Exactly how stress affects a woman’s fertility is still unclear, but researchers discovered a connection between a protein stress indicator found in a women’s saliva and her chances of becoming pregnant. The study was a follow-up to previous research conducted in the U.K.
"This is now the second study in which we have demonstrated that women with high levels of the stress biomarker salivary alpha-amylase have a lower probability of becoming pregnant, compared to women with low levels of this biomarker,” said study author Courtney Denning-Johnson Lynch, director of reproductive epidemiology at the Ohio State University College of Medicine, in a press release. “For the first time, we've shown that this effect is potentially clinically meaningful, as it's associated with a greater than two-fold increased risk of infertility among these women.”
Stress Enzyme Linked to Trouble Getting Pregnant
In the study, published online today in Human Reproduction, researchers measured stress levels in 373 women, ages 18 to 40, using two compounds found in saliva—alpha-amylase and the stress hormone cortisol.
Women with the highest levels of alpha-amylase, which increases in response to sudden and ongoing stress, were 29 percent less likely to become pregnant during each month of the study than women with the lowest amounts of the enzyme.
In addition, these women were more than twice as likely to be classified as infertile, which is defined as being unable to conceive after 12 months of trying without contraception.
Researchers measured each subject's stress level at the beginning of the study and then on the morning after the start of her next menstrual cycle.
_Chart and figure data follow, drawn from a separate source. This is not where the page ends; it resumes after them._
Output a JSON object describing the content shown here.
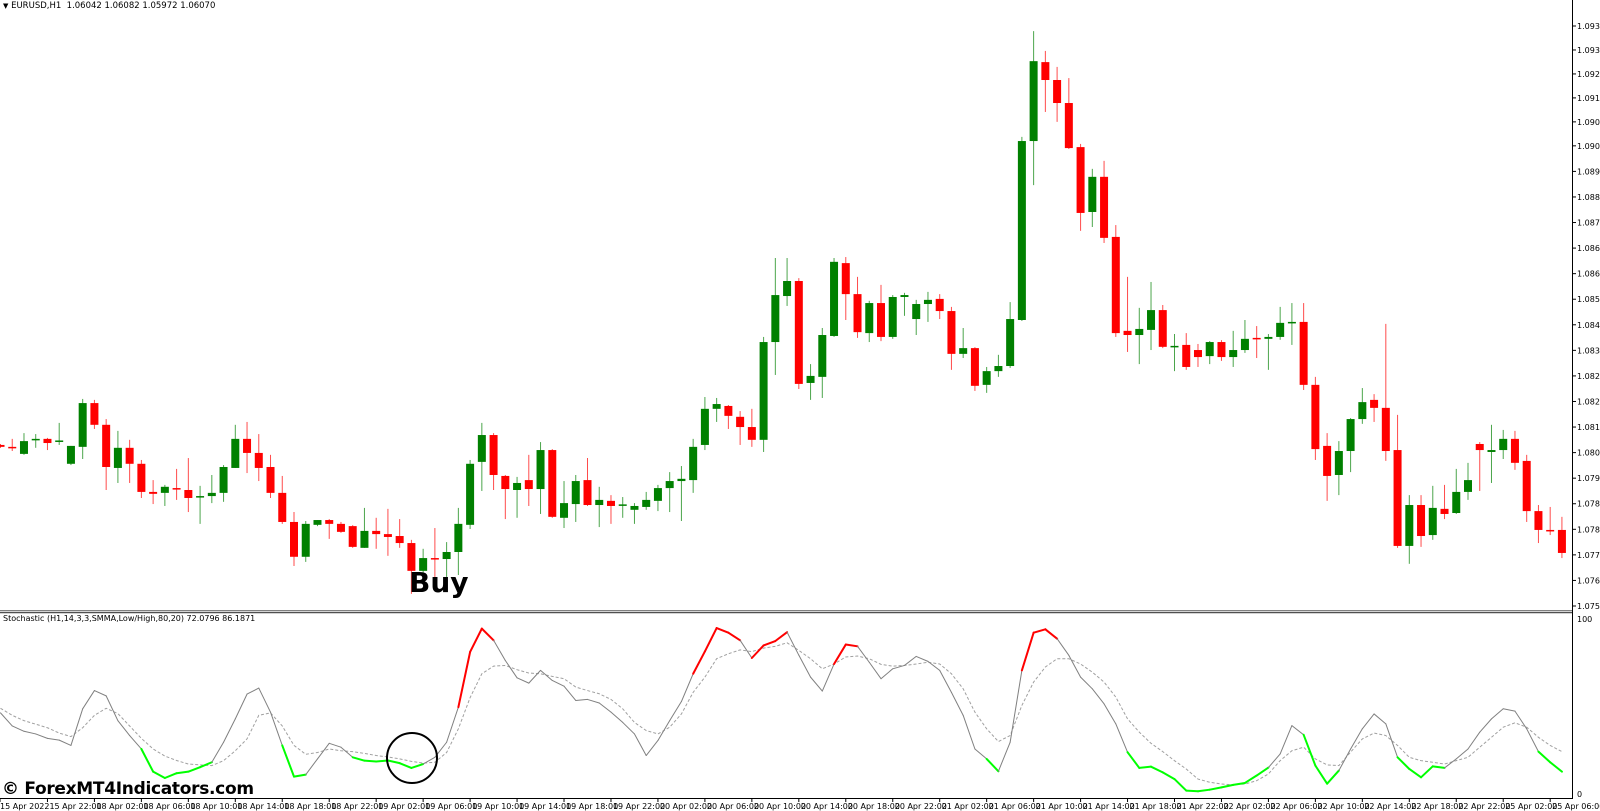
{
  "header": {
    "dropdown_icon": "triangle-down-icon",
    "symbol_info": "EURUSD,H1  1.06042 1.06082 1.05972 1.06070"
  },
  "indicator": {
    "label": "Stochastic (H1,14,3,3,SMMA,Low/High,80,20) 72.0796 86.1871",
    "axis_top": "100",
    "axis_bottom": "0"
  },
  "annotation": {
    "buy_label": "Buy",
    "circle_marker": "circle-highlight"
  },
  "watermark": "© ForexMT4Indicators.com",
  "colors": {
    "bull": "#008000",
    "bear": "#ff0000",
    "main_line": "#808080",
    "overbought": "#ff0000",
    "oversold": "#00ff00",
    "signal_line": "#a0a0a0"
  },
  "price_axis": [
    "1.09380",
    "1.09305",
    "1.09230",
    "1.09155",
    "1.09080",
    "1.09005",
    "1.08925",
    "1.08845",
    "1.08765",
    "1.08685",
    "1.08605",
    "1.08525",
    "1.08445",
    "1.08365",
    "1.08285",
    "1.08205",
    "1.08125",
    "1.08045",
    "1.07965",
    "1.07885",
    "1.07805",
    "1.07725",
    "1.07645",
    "1.07565"
  ],
  "time_axis": [
    "15 Apr 2022",
    "15 Apr 22:00",
    "18 Apr 02:00",
    "18 Apr 06:00",
    "18 Apr 10:00",
    "18 Apr 14:00",
    "18 Apr 18:00",
    "18 Apr 22:00",
    "19 Apr 02:00",
    "19 Apr 06:00",
    "19 Apr 10:00",
    "19 Apr 14:00",
    "19 Apr 18:00",
    "19 Apr 22:00",
    "20 Apr 02:00",
    "20 Apr 06:00",
    "20 Apr 10:00",
    "20 Apr 14:00",
    "20 Apr 18:00",
    "20 Apr 22:00",
    "21 Apr 02:00",
    "21 Apr 06:00",
    "21 Apr 10:00",
    "21 Apr 14:00",
    "21 Apr 18:00",
    "21 Apr 22:00",
    "22 Apr 02:00",
    "22 Apr 06:00",
    "22 Apr 10:00",
    "22 Apr 14:00",
    "22 Apr 18:00",
    "22 Apr 22:00",
    "25 Apr 02:00",
    "25 Apr 06:00"
  ],
  "chart_data": [
    {
      "type": "candlestick",
      "title": "EURUSD,H1",
      "ylim": [
        1.07565,
        1.0938
      ],
      "grid": false,
      "fields": [
        "open",
        "high",
        "low",
        "close"
      ],
      "candles": [
        [
          1.08069,
          1.08072,
          1.0806,
          1.08063
        ],
        [
          1.08063,
          1.08088,
          1.0805,
          1.0806
        ],
        [
          1.08041,
          1.08106,
          1.08038,
          1.08081
        ],
        [
          1.08085,
          1.08103,
          1.0806,
          1.08088
        ],
        [
          1.08088,
          1.08091,
          1.08053,
          1.08075
        ],
        [
          1.08081,
          1.08138,
          1.08069,
          1.08083
        ],
        [
          1.0801,
          1.08066,
          1.08006,
          1.08066
        ],
        [
          1.08063,
          1.08213,
          1.08025,
          1.082
        ],
        [
          1.082,
          1.0821,
          1.08119,
          1.08132
        ],
        [
          1.08132,
          1.0815,
          1.07928,
          1.08
        ],
        [
          1.07997,
          1.08113,
          1.0795,
          1.0806
        ],
        [
          1.0806,
          1.08085,
          1.0795,
          1.0801
        ],
        [
          1.0801,
          1.08022,
          1.07903,
          1.07922
        ],
        [
          1.07922,
          1.07959,
          1.07884,
          1.07916
        ],
        [
          1.07919,
          1.07944,
          1.07878,
          1.07938
        ],
        [
          1.07934,
          1.07994,
          1.07897,
          1.07931
        ],
        [
          1.07928,
          1.08028,
          1.07859,
          1.07903
        ],
        [
          1.07906,
          1.07941,
          1.07822,
          1.07909
        ],
        [
          1.07909,
          1.07975,
          1.07887,
          1.07919
        ],
        [
          1.07919,
          1.08006,
          1.07891,
          1.08
        ],
        [
          1.07997,
          1.08132,
          1.07997,
          1.08088
        ],
        [
          1.08088,
          1.08141,
          1.07981,
          1.08044
        ],
        [
          1.08044,
          1.08103,
          1.07956,
          1.07997
        ],
        [
          1.08,
          1.08038,
          1.07903,
          1.07919
        ],
        [
          1.07919,
          1.07972,
          1.07822,
          1.07828
        ],
        [
          1.07828,
          1.07859,
          1.0769,
          1.07719
        ],
        [
          1.07719,
          1.07831,
          1.07703,
          1.07822
        ],
        [
          1.07819,
          1.07834,
          1.07815,
          1.07834
        ],
        [
          1.07834,
          1.07837,
          1.07775,
          1.07822
        ],
        [
          1.07822,
          1.07828,
          1.07794,
          1.07797
        ],
        [
          1.07815,
          1.07818,
          1.07747,
          1.0775
        ],
        [
          1.07747,
          1.07872,
          1.07747,
          1.078
        ],
        [
          1.078,
          1.07841,
          1.07744,
          1.0779
        ],
        [
          1.0779,
          1.07869,
          1.07722,
          1.07781
        ],
        [
          1.07784,
          1.07837,
          1.07747,
          1.07762
        ],
        [
          1.07762,
          1.07772,
          1.07603,
          1.07675
        ],
        [
          1.07675,
          1.07744,
          1.07662,
          1.07715
        ],
        [
          1.07715,
          1.07809,
          1.07656,
          1.07712
        ],
        [
          1.07712,
          1.07765,
          1.07656,
          1.07734
        ],
        [
          1.07734,
          1.07872,
          1.07662,
          1.07822
        ],
        [
          1.07819,
          1.08022,
          1.07806,
          1.0801
        ],
        [
          1.08016,
          1.08138,
          1.07925,
          1.081
        ],
        [
          1.081,
          1.08106,
          1.07928,
          1.07975
        ],
        [
          1.07972,
          1.07975,
          1.07837,
          1.07931
        ],
        [
          1.07928,
          1.07969,
          1.07841,
          1.0795
        ],
        [
          1.07959,
          1.08038,
          1.07878,
          1.07931
        ],
        [
          1.07931,
          1.08078,
          1.07853,
          1.08053
        ],
        [
          1.08053,
          1.08056,
          1.07841,
          1.07844
        ],
        [
          1.07841,
          1.07956,
          1.07809,
          1.07887
        ],
        [
          1.07884,
          1.07975,
          1.07828,
          1.07956
        ],
        [
          1.07959,
          1.08028,
          1.07878,
          1.07881
        ],
        [
          1.07881,
          1.07938,
          1.07812,
          1.07897
        ],
        [
          1.07894,
          1.07912,
          1.07822,
          1.07878
        ],
        [
          1.07881,
          1.07906,
          1.07841,
          1.07883
        ],
        [
          1.07866,
          1.07887,
          1.07822,
          1.07878
        ],
        [
          1.07875,
          1.07922,
          1.07866,
          1.07897
        ],
        [
          1.07894,
          1.07944,
          1.07862,
          1.07934
        ],
        [
          1.07934,
          1.07984,
          1.07859,
          1.07956
        ],
        [
          1.07956,
          1.08003,
          1.07831,
          1.07963
        ],
        [
          1.07959,
          1.08088,
          1.07919,
          1.08063
        ],
        [
          1.08069,
          1.08219,
          1.08053,
          1.08182
        ],
        [
          1.08182,
          1.08216,
          1.08141,
          1.08197
        ],
        [
          1.08191,
          1.08194,
          1.08119,
          1.0816
        ],
        [
          1.08157,
          1.08175,
          1.08069,
          1.08125
        ],
        [
          1.08125,
          1.08182,
          1.08063,
          1.08085
        ],
        [
          1.08085,
          1.08407,
          1.08047,
          1.08391
        ],
        [
          1.08391,
          1.08654,
          1.08288,
          1.08538
        ],
        [
          1.08535,
          1.08654,
          1.08504,
          1.08582
        ],
        [
          1.08582,
          1.08591,
          1.08244,
          1.0826
        ],
        [
          1.08263,
          1.08322,
          1.0821,
          1.08285
        ],
        [
          1.08282,
          1.08435,
          1.08216,
          1.08413
        ],
        [
          1.0841,
          1.08654,
          1.08407,
          1.08642
        ],
        [
          1.08638,
          1.08657,
          1.0846,
          1.08541
        ],
        [
          1.08541,
          1.08595,
          1.08404,
          1.08422
        ],
        [
          1.08419,
          1.0852,
          1.08391,
          1.08513
        ],
        [
          1.08513,
          1.0857,
          1.08394,
          1.08407
        ],
        [
          1.08407,
          1.08538,
          1.08401,
          1.08532
        ],
        [
          1.08532,
          1.08545,
          1.08473,
          1.08538
        ],
        [
          1.08463,
          1.08523,
          1.08413,
          1.0851
        ],
        [
          1.0851,
          1.08548,
          1.08454,
          1.08523
        ],
        [
          1.08526,
          1.08541,
          1.08463,
          1.08488
        ],
        [
          1.08488,
          1.08501,
          1.08304,
          1.08354
        ],
        [
          1.08354,
          1.08435,
          1.08341,
          1.08372
        ],
        [
          1.08372,
          1.08375,
          1.08238,
          1.08254
        ],
        [
          1.08257,
          1.08313,
          1.08232,
          1.083
        ],
        [
          1.083,
          1.08351,
          1.08282,
          1.08316
        ],
        [
          1.08316,
          1.08516,
          1.0831,
          1.08463
        ],
        [
          1.0846,
          1.09033,
          1.08457,
          1.0902
        ],
        [
          1.0902,
          1.09364,
          1.08882,
          1.0927
        ],
        [
          1.09267,
          1.09302,
          1.09111,
          1.09211
        ],
        [
          1.09211,
          1.09252,
          1.0908,
          1.09139
        ],
        [
          1.09139,
          1.09217,
          1.08995,
          1.08998
        ],
        [
          1.09001,
          1.09011,
          1.08739,
          1.08795
        ],
        [
          1.08798,
          1.08933,
          1.08751,
          1.08908
        ],
        [
          1.08908,
          1.08958,
          1.08701,
          1.08717
        ],
        [
          1.0872,
          1.08757,
          1.08407,
          1.08419
        ],
        [
          1.08426,
          1.08595,
          1.0836,
          1.08413
        ],
        [
          1.08413,
          1.08498,
          1.08322,
          1.08432
        ],
        [
          1.08429,
          1.08579,
          1.08366,
          1.08491
        ],
        [
          1.08491,
          1.08507,
          1.08372,
          1.08376
        ],
        [
          1.08376,
          1.08416,
          1.083,
          1.08379
        ],
        [
          1.08382,
          1.08419,
          1.08304,
          1.08313
        ],
        [
          1.08366,
          1.08385,
          1.08313,
          1.08344
        ],
        [
          1.08347,
          1.08394,
          1.08322,
          1.08391
        ],
        [
          1.08391,
          1.08397,
          1.08332,
          1.08344
        ],
        [
          1.08344,
          1.08426,
          1.08313,
          1.08366
        ],
        [
          1.08366,
          1.0846,
          1.08357,
          1.08401
        ],
        [
          1.08404,
          1.08441,
          1.08341,
          1.08401
        ],
        [
          1.08401,
          1.08416,
          1.08304,
          1.08407
        ],
        [
          1.08407,
          1.08501,
          1.08398,
          1.08451
        ],
        [
          1.08451,
          1.08513,
          1.08382,
          1.08454
        ],
        [
          1.08454,
          1.08513,
          1.08241,
          1.08257
        ],
        [
          1.08257,
          1.08282,
          1.08022,
          1.08056
        ],
        [
          1.08066,
          1.08106,
          1.07894,
          1.07972
        ],
        [
          1.07975,
          1.08081,
          1.07912,
          1.0805
        ],
        [
          1.0805,
          1.08153,
          1.07984,
          1.0815
        ],
        [
          1.0815,
          1.08247,
          1.08135,
          1.08203
        ],
        [
          1.0821,
          1.08228,
          1.08141,
          1.08185
        ],
        [
          1.08185,
          1.08448,
          1.08019,
          1.0805
        ],
        [
          1.08053,
          1.08163,
          1.07747,
          1.07753
        ],
        [
          1.07753,
          1.07912,
          1.07697,
          1.07881
        ],
        [
          1.07881,
          1.07912,
          1.0775,
          1.07784
        ],
        [
          1.07787,
          1.07941,
          1.07772,
          1.07872
        ],
        [
          1.07869,
          1.07944,
          1.07837,
          1.07853
        ],
        [
          1.07856,
          1.07994,
          1.07853,
          1.07922
        ],
        [
          1.07922,
          1.08013,
          1.07897,
          1.07959
        ],
        [
          1.08072,
          1.08078,
          1.07925,
          1.08053
        ],
        [
          1.08047,
          1.08132,
          1.0795,
          1.08053
        ],
        [
          1.08053,
          1.08116,
          1.08025,
          1.08088
        ],
        [
          1.08088,
          1.08113,
          1.07991,
          1.08013
        ],
        [
          1.08019,
          1.08038,
          1.07828,
          1.07862
        ],
        [
          1.07862,
          1.07881,
          1.07762,
          1.07803
        ],
        [
          1.07803,
          1.07875,
          1.07787,
          1.078
        ],
        [
          1.07803,
          1.07844,
          1.07715,
          1.07731
        ]
      ]
    },
    {
      "type": "line",
      "title": "Stochastic (H1,14,3,3,SMMA,Low/High,80,20)",
      "ylim": [
        0,
        100
      ],
      "levels": [
        20,
        80
      ],
      "series": [
        {
          "values": [
            46.4,
            39,
            36,
            34.5,
            32,
            31,
            28,
            48.7,
            59,
            56,
            42,
            33.6,
            26,
            13.2,
            9.6,
            12.3,
            13.2,
            15.7,
            18.5,
            29.8,
            43,
            57,
            60.4,
            46.8,
            28,
            10.4,
            11.5,
            20.4,
            29.2,
            27,
            21.3,
            19.4,
            18.9,
            19.5,
            18,
            15.3,
            17.5,
            21.3,
            29.8,
            49.6,
            80.8,
            94,
            87.4,
            76,
            66.2,
            63.2,
            70.4,
            64.7,
            61.5,
            53.4,
            54,
            52,
            46.8,
            41,
            34.5,
            22.3,
            30.8,
            42,
            52.8,
            68.5,
            81.1,
            94.3,
            91.7,
            87.4,
            77.4,
            84.5,
            87,
            92,
            79,
            66.6,
            58.7,
            74,
            85,
            84,
            75,
            65.7,
            71.3,
            73.2,
            78.3,
            75.5,
            70.4,
            58,
            45,
            26,
            20.4,
            13.4,
            29.8,
            70.4,
            91.7,
            93.6,
            88.3,
            78.9,
            66.6,
            60,
            51.5,
            40.2,
            24.2,
            15.3,
            16,
            12.8,
            9,
            2.5,
            2.1,
            3,
            4.3,
            5.7,
            6.8,
            11,
            15.5,
            23.2,
            39.2,
            34,
            16.6,
            6.4,
            13.8,
            26,
            37.4,
            45.8,
            40.2,
            21.3,
            14.7,
            10,
            16.2,
            15.3,
            20.4,
            26,
            35.5,
            43,
            48.7,
            47.4,
            37.4,
            24.5,
            18.5,
            13.2
          ]
        },
        {
          "values": [
            49,
            45,
            42,
            40,
            38,
            35,
            33,
            38,
            45,
            49,
            46,
            39,
            32,
            26,
            22,
            19.5,
            17.5,
            17,
            16.6,
            19.4,
            25,
            31.7,
            45,
            46.4,
            39,
            28,
            23,
            24,
            26,
            25,
            24.5,
            23.5,
            22.3,
            21.5,
            20.4,
            19,
            18,
            18.5,
            24,
            37.4,
            55,
            68.5,
            72.8,
            73.2,
            70.8,
            68.9,
            68.5,
            67,
            65.7,
            61,
            59,
            57.2,
            54,
            48.7,
            41,
            36.4,
            34.5,
            38.3,
            45.8,
            58,
            66.6,
            77,
            79.8,
            82,
            81,
            83,
            84,
            86,
            81.7,
            77,
            71.3,
            74,
            78,
            78.5,
            77,
            73.8,
            72.8,
            73.2,
            74,
            75,
            74,
            68.5,
            60,
            46.8,
            37.4,
            30.2,
            33.6,
            50.6,
            63.8,
            72.3,
            77,
            77,
            74,
            69.4,
            63.8,
            55.3,
            43,
            35.5,
            29.2,
            24.5,
            19.4,
            14.7,
            9,
            7.2,
            6.2,
            5.7,
            6.2,
            8.1,
            11.9,
            19.4,
            25,
            27,
            20.4,
            17,
            16.6,
            24.2,
            31.7,
            35,
            33.6,
            28,
            21.3,
            19.4,
            18.5,
            17.5,
            19.4,
            21.3,
            27,
            32.6,
            38.3,
            40.8,
            38.3,
            32.6,
            28,
            24.5
          ]
        }
      ]
    }
  ]
}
The stress indicators were similar both times, but because the researchers didn’t collect samples throughout the study, they were unable to tell if stress levels changed later on. Stress may have increased as women failed to become pregnant over time.
The researchers didn’t find a connection between the amount of cortisol in the women’s saliva—a more commonly used measure of stress—and their chances of conceiving. It is not uncommon, they wrote in the paper, for changes in cortisol levels to differ from changes in alpha-amylase levels in stressed people.
Yoga and Other Stress-Reduction Techniques May Help
Assisted reproductive technology, such as in-vitro fertilization (IVF), has made it easier for women to become pregnant when they are faced with difficulty conceiving. But stress reduction could offer women a way to improve their chances before turning to more-expensive clinical methods.
“Stress reduction modalities, such as yoga, meditation, and mindfulness, that have been shown to be helpful in reducing stress in studies of other health outcomes, might be relevant for further consideration,” the study's authors wrote.
This study didn’t look at whether yoga or other stress-reduction methods could improve fertility, but previous research has investigated benefits of these types of activities. This includes a 2012 study in the Journal of Alternative and Complementary Medicine, which found that just 10 days of yoga can reduce cortisol levels.
Obesity May Reduce IVF Success
While the authors of the study published today encourage women who are having difficulty becoming pregnant to manage their stress levels, the researchers emphasize that stress is not the only factor that affects fertility. Other issues—such as the male's low sperm count or the woman's ovulation problems—can also play a role.
For obese women who turn to IVF for help conceiving, their weight may be a hurdle. In another study, published last week in the Journal of Clinical Endocrinology & Metabolism, researchers at the University of Colorado Denver examined how well the bodies of obese women absorbed GnRH antagonist, a medication used during the IVF procedure.
The study found that the drug left the obese women’s blood more quickly than it left the blood of women whose weight was normal. If an IVF patient's GnRH level drops too quickly, the brain signals ovulation sooner than expected, reducing the number of eggs doctors can collect and the chances of a successful pregnancy.
"Our findings indicate obese women may need a different or increased dosing regimen to improve fertility treatment outcomes," said study author Dr. Nanette Santoro, in a press release. "Given the cost of IVF and stress of infertility, it is important to maximize each woman's chances of conceiving a child."